You cannot serve both God and mammon. – Luke 16: 13

   A certain preacher was distracted by a man who fell asleep during his sermon every Sunday, so he decided to do something about it. True to form, the man fell fast asleep. Whereupon the preacher said quietly, “Everyone who wants to go to heaven please stand up.” Everyone except the sleeping man stood up. When they sat down, the preacher shouted at the top of his voice, “Everyone who wants to go to hell stand up!” This startled the dozing man.

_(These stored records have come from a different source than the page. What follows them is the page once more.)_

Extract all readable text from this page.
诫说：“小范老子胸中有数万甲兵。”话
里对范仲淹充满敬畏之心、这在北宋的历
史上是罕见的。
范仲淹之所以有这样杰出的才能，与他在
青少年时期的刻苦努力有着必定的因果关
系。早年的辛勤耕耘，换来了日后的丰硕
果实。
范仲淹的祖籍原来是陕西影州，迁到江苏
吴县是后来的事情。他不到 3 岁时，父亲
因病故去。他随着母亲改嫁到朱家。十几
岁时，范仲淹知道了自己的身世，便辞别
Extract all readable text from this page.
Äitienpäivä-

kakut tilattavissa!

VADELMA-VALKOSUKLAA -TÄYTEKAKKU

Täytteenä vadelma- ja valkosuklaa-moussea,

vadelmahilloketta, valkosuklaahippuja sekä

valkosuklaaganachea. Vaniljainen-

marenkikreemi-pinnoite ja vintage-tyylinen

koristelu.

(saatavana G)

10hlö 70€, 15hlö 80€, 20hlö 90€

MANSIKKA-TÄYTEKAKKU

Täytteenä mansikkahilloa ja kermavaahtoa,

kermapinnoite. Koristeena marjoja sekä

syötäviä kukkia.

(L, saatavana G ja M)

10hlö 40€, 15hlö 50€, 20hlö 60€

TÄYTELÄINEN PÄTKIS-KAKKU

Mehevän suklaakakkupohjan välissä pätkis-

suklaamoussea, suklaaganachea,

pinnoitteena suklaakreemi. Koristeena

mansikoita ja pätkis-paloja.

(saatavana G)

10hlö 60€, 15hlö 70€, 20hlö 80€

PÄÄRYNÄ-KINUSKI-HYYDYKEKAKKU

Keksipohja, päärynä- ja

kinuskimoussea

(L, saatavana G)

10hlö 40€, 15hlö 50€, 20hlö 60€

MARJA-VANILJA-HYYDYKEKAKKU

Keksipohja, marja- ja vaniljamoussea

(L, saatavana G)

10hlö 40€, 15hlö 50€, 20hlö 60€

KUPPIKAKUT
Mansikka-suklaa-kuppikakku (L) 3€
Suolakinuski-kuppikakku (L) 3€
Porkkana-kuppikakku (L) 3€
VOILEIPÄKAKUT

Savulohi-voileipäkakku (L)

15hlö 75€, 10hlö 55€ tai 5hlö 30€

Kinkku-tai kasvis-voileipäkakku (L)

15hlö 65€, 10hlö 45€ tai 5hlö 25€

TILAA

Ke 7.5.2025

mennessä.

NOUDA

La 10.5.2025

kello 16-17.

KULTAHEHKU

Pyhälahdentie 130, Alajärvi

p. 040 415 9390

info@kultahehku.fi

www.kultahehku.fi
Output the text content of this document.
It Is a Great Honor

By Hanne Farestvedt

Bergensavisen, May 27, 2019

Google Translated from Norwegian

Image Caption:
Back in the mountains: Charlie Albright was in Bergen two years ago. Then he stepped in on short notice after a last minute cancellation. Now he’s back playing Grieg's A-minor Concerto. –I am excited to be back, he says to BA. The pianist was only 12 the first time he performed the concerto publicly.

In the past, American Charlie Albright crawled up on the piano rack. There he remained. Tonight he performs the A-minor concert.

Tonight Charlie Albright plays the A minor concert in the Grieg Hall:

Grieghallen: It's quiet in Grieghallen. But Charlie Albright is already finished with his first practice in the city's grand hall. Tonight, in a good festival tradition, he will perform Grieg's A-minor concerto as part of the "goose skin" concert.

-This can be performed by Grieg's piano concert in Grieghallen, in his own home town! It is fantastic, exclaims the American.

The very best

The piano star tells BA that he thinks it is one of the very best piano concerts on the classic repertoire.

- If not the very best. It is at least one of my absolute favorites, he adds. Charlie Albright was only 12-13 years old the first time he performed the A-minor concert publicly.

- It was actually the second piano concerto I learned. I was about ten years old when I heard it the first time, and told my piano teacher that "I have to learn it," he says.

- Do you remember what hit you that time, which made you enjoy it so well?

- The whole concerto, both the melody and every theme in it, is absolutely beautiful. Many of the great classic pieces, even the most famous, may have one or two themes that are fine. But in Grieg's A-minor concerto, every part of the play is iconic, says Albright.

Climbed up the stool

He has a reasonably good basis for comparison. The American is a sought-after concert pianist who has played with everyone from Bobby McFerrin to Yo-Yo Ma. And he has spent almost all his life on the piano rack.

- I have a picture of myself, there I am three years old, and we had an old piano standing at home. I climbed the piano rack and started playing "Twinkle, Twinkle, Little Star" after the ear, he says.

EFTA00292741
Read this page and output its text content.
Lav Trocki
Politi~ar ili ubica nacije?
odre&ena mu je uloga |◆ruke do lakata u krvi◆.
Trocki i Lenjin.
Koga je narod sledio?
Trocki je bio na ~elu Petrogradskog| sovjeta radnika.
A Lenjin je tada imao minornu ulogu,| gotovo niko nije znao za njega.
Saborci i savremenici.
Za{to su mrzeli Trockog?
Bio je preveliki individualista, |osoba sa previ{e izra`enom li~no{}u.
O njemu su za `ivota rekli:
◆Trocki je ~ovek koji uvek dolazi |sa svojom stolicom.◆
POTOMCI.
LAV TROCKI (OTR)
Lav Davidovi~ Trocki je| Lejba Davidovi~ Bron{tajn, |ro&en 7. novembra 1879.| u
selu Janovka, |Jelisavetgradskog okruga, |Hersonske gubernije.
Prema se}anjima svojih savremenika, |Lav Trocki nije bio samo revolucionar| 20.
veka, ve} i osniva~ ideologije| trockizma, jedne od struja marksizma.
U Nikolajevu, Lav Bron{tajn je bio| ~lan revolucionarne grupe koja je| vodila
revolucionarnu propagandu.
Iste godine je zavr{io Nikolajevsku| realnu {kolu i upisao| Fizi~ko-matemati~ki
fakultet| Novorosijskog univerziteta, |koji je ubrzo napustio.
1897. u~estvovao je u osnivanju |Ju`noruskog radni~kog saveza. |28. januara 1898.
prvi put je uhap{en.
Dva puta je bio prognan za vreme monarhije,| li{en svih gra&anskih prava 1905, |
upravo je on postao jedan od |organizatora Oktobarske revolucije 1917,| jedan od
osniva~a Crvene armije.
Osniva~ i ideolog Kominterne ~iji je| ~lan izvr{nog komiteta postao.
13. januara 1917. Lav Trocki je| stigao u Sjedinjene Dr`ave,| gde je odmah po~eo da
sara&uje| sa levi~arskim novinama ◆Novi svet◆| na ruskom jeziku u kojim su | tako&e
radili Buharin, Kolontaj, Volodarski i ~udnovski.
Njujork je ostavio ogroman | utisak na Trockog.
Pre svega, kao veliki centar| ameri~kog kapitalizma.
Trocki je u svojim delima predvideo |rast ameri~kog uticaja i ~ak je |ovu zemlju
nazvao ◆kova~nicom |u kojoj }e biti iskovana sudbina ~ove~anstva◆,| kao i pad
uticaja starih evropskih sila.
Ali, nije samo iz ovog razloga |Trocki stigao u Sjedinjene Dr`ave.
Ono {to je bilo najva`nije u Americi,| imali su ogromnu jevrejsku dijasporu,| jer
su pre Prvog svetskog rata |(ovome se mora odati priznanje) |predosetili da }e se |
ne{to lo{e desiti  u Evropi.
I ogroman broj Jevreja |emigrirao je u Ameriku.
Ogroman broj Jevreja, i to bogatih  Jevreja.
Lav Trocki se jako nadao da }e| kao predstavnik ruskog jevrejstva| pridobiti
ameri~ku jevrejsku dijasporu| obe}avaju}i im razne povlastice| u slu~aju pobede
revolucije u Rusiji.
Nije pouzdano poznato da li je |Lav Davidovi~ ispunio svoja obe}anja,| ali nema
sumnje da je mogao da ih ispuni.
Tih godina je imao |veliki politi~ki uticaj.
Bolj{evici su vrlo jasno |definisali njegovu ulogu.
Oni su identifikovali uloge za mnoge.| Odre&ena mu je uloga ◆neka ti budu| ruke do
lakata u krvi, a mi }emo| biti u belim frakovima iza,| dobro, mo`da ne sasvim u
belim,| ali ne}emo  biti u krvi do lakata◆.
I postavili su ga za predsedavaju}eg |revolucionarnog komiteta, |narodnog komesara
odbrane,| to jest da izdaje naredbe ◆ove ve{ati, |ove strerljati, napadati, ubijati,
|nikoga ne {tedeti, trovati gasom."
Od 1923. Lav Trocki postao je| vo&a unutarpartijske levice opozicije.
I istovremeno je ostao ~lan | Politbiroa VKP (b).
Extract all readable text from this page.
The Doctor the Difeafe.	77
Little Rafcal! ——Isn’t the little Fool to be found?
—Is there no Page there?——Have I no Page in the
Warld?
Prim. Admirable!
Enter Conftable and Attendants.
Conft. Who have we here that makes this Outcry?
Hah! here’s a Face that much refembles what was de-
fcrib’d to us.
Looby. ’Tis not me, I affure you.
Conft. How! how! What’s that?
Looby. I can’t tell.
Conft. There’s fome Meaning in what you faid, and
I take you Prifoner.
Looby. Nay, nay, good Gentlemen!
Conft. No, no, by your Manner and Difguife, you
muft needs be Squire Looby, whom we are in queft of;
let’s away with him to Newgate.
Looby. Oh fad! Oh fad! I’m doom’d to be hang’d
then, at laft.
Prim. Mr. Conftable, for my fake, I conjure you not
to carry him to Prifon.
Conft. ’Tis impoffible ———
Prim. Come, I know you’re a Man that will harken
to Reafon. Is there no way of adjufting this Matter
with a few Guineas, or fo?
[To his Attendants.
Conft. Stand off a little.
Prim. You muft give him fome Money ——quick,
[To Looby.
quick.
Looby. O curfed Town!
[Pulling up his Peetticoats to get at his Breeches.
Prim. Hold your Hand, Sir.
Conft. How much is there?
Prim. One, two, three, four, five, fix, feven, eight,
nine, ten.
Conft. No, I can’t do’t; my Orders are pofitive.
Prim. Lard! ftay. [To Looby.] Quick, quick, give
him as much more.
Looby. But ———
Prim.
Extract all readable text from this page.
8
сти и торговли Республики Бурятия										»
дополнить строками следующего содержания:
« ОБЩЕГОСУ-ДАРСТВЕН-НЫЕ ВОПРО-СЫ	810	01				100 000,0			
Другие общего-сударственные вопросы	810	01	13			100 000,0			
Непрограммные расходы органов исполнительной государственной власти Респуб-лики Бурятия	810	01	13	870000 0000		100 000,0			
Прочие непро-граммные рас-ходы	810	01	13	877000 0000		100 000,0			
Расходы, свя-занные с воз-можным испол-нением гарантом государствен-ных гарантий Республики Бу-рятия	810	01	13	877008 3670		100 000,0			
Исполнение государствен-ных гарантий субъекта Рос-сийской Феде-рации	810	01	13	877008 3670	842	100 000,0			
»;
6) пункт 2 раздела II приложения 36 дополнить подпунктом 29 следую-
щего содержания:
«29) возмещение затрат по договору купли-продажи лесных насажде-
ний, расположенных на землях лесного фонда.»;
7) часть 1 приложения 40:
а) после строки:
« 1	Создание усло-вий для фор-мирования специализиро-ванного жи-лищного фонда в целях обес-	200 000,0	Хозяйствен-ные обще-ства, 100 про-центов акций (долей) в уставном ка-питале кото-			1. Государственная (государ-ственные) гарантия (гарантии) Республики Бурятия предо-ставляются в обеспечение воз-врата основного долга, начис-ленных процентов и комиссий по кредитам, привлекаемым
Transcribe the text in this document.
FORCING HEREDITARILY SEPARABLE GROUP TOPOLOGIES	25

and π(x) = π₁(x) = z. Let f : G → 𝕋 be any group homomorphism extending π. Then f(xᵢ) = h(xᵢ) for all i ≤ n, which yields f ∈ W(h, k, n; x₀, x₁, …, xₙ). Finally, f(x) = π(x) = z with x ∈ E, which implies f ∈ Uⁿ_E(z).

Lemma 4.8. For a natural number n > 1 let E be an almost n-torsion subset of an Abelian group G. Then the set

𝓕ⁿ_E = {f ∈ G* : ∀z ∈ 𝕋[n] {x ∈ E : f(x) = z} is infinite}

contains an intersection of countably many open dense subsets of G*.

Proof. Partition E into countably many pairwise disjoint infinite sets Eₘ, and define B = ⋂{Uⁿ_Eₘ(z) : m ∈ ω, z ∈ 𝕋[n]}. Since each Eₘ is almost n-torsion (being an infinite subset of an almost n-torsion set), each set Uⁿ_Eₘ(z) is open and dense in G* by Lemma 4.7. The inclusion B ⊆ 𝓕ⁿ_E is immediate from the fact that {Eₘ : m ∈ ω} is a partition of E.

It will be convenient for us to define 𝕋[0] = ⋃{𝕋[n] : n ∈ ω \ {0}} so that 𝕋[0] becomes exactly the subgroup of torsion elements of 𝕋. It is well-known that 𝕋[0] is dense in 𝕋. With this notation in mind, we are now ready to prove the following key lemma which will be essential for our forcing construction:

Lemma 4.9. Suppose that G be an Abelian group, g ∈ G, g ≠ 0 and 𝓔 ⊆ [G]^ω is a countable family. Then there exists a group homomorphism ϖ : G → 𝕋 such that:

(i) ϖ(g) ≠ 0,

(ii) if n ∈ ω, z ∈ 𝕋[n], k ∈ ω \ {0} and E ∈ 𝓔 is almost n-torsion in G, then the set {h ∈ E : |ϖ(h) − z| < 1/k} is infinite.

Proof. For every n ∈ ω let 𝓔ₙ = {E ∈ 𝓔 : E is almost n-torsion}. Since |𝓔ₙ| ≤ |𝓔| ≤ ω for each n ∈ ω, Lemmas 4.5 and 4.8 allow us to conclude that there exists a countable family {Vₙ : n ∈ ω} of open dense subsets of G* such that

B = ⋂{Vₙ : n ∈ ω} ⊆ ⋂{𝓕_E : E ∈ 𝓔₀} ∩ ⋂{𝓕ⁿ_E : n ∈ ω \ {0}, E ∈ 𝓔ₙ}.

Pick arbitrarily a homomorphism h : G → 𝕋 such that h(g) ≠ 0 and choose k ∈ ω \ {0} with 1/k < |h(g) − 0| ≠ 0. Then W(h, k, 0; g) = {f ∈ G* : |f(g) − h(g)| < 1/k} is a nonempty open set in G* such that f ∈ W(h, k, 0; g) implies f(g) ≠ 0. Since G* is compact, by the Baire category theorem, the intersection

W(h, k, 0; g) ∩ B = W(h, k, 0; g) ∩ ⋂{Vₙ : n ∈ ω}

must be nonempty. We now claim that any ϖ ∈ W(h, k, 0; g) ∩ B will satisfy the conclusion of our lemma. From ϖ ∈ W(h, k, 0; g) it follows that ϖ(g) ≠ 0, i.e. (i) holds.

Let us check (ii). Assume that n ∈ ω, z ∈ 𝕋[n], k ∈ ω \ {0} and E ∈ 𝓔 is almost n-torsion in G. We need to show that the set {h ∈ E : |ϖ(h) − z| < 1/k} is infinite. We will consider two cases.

Still half asleep, he jumped up, looked around to see what was going on, then said to the preacher, “I don’t know what we’re voting for, but it looks like you & I are the only ones in favor of it.”

   The word “mammon” in today’s Gospel can be more inclusive than the word “money.” It can be construed to refer to anything less than God that we put at the center of our life. Here, Jesus is “raising our consciousness” in a fairly direct manner. Not content with a parable, He states boldly what should be obvious: “No servant can serve two masters.” I say “should be” because it is an uncomfortable truth we don’t like to face. We are geniuses at trying to have our cake & eat it too. We don’t like being told that the emperor has no clothes, & our egos make us emperors in our own mind.

   We have to make a choice. Life does not permit us to get by without one. Just as we cannot stand with one foot on a skiff & the other on the dock, just as sure as gravity is a force we dare not ignore, even so must we choose between God & mammon.

   I’m not just talking about materialism here, because in a certain sense Christianity is the most materialistic of all religions, thanks to the incarnation. Our faith teaches us a reverence for all matter as a gift from God. Ecology, respect for life, & stewardship are all forms of godly materialism. But there is a secular materialism that teaches us that God has nothing to do with the flesh, nothing to do with how we live & move & have our being. It is a reverence of matter for its own sake.

   The problem with worshipping mammon is that it makes us impotent through a love of cheap things. It defines life so shallowly that it is no deeper than a bank account, or a sense of achievement in the work place. It tries to convince us that honor, love, obedience & friends are not a part of the plastic age. We must lose the spark in our eyes. We are commanded to live without imagination or vision, specifically the vision of God.

   We hear a multitude of so-called “radical” solutions to the problems of racism, drug abuse, poverty, the plight of the elderly, & pollution (to name only a few). However, “radical” means root, getting down to the root of the problem. But because we worship mammon, they all turn out to be superficial, roots that stay on the surface & wither up & solve nothing. The only radical solution to avarice & exploitation is the very one that near-sighted social-engineers try to hide: a vision of God!

   The film “Dead Poets Society” offers a commentary on all this. It points to the fact that ultimately the human spirit cannot be confined to the unimaginative, the banal, & the dead hand of conformity. But it also shows us that mammon is indeed a wrathful deity. Those who refuse to fall down & worship him can expect to be crushed. This is why Jesus couldn’t be tolerated. There is a sense in which it was mammon that put Jesus on the cross, , but Jesus tricked him & showed him up for what he is: a lazy, stuffed, blind God that in the end devours his worshippers.

   Our Lord does not command us to be poor, but to have a vision of ourselves that transcends what we own or control, to possess & not to be possessed. The rich young man was asked to give up all that he owned, not because he was rich, but because he couldn’t imagine life without being rich. Money had made him impotent – incapable of action. What makes the distinction between God & mammon is not poverty or wealth, but the purpose behind them. Does poverty strip a person of his or her self-esteem? Then it is bad. Does it free him from himself? Then it is good. Does wealth enslave a person so that he cannot move without his portfolio? Then it is bad. Does it free him to use it to help others without an eye on tax deductions? Then it is good. What Jesus really offers is freedom. Mammon only drags us down.  AMEN!